In-situ calibration of stand level merchantable and sawlog volumes using cut-to-length harvester measurements and airborne laser scanning data

Forest management inventories assisted by airborne laser scanning (ALS) can be used to predict different forest attributes. These predictions are utilized in practical forestry, but in the case of timber assortment-specific volumes, the ALS-based predictions can be inaccurate. This causes uncertainty in harvest planning. However, ALS-based predictions can be calibrated to achieve greater accuracy with local measurements. In this study, we used ALS data and accurately positioned cut-to-length harvester measurements from Norway spruce (Picea abies (L.) Karst.) dominated clear-cuts.

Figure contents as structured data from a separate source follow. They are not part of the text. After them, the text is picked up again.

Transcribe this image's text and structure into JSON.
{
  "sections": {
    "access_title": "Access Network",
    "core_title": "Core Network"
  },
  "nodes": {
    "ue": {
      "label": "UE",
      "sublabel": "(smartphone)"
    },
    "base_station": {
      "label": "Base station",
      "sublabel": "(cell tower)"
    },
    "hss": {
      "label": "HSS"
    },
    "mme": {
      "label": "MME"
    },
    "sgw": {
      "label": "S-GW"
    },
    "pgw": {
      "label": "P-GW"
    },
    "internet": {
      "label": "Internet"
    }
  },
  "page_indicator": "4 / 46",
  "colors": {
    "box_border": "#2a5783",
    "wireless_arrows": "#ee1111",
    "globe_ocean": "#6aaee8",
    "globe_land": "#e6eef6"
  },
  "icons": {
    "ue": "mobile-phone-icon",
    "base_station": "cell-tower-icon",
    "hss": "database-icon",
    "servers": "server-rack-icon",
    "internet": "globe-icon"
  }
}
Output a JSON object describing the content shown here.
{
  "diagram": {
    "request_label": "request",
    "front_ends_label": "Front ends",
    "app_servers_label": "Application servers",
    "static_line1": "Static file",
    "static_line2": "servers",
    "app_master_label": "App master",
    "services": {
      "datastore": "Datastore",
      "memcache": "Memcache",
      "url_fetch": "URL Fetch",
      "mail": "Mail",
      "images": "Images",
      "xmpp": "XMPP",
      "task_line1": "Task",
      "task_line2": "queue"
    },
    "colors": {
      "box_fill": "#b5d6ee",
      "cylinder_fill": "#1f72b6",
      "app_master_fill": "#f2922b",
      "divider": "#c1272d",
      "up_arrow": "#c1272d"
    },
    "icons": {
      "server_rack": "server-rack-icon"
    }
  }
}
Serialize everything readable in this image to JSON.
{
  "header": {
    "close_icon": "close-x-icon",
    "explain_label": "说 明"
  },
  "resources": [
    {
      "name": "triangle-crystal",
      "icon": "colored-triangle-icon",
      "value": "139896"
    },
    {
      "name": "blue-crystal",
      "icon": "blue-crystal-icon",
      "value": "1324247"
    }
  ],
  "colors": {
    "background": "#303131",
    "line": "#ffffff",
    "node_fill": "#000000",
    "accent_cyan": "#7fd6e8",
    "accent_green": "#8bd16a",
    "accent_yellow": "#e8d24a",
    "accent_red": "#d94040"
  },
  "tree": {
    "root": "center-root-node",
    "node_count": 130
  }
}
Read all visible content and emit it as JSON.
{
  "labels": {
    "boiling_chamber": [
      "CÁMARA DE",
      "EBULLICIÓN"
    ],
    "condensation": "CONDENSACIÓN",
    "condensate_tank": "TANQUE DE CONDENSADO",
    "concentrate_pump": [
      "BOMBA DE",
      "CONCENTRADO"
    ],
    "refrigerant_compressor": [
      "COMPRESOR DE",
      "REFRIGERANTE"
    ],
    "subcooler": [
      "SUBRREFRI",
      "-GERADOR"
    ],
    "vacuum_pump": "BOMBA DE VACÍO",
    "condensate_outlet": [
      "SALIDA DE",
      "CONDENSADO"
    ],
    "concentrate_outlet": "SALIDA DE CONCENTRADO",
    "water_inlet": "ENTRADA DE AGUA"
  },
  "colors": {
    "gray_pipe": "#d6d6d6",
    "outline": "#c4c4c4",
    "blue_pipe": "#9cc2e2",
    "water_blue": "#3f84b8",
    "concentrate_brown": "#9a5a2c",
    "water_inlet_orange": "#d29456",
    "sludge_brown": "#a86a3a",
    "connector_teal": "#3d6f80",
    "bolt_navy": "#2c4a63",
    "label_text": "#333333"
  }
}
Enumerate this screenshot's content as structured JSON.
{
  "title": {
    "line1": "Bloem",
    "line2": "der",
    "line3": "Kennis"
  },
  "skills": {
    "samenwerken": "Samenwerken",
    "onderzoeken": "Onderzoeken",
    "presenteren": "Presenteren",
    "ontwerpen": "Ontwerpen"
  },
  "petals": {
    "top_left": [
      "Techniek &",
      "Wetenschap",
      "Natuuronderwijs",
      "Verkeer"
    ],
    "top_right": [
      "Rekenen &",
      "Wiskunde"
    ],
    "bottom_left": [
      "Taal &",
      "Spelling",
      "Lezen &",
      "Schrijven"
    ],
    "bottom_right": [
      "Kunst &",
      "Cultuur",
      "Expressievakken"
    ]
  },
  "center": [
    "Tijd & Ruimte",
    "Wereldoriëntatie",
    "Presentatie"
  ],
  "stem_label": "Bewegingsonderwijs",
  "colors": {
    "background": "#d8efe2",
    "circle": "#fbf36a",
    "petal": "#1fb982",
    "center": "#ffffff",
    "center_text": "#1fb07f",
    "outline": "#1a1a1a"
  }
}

We fitted linear mixed-effects (LME) models with exponential correlation structure for merchantable volume and sawlog volume for 225 m(2) cells. Our aim was to study the effect of local harvester measurements on the accuracy of stand level merchantable and sawlog volumes. LME-based predictions were calibrated repeatedly up to 40 times as the cutting progressed. ALS data and harvester measurements were used to predict both the random effects and residual errors for each validation unit. At best, relative root mean square error (RMSE%) of initial predictions of 15.4 per cent for merchantable volume and 22.1 per cent for sawlog volume were reduced to 4.1 and 5.3 per cent, respectively, when measurements from 40 harvested cells of size 225 m(2) were used. These results suggest that spatially accurate harvester data could be utilized during harvesting to increase the accuracy of volume and timber assortment predictions.

Automated summary

Forest management inventories assisted by airborne laser scanning can be calibrated with local measurements to improve the accuracy of stand level merchantable and sawlog volumes predictions.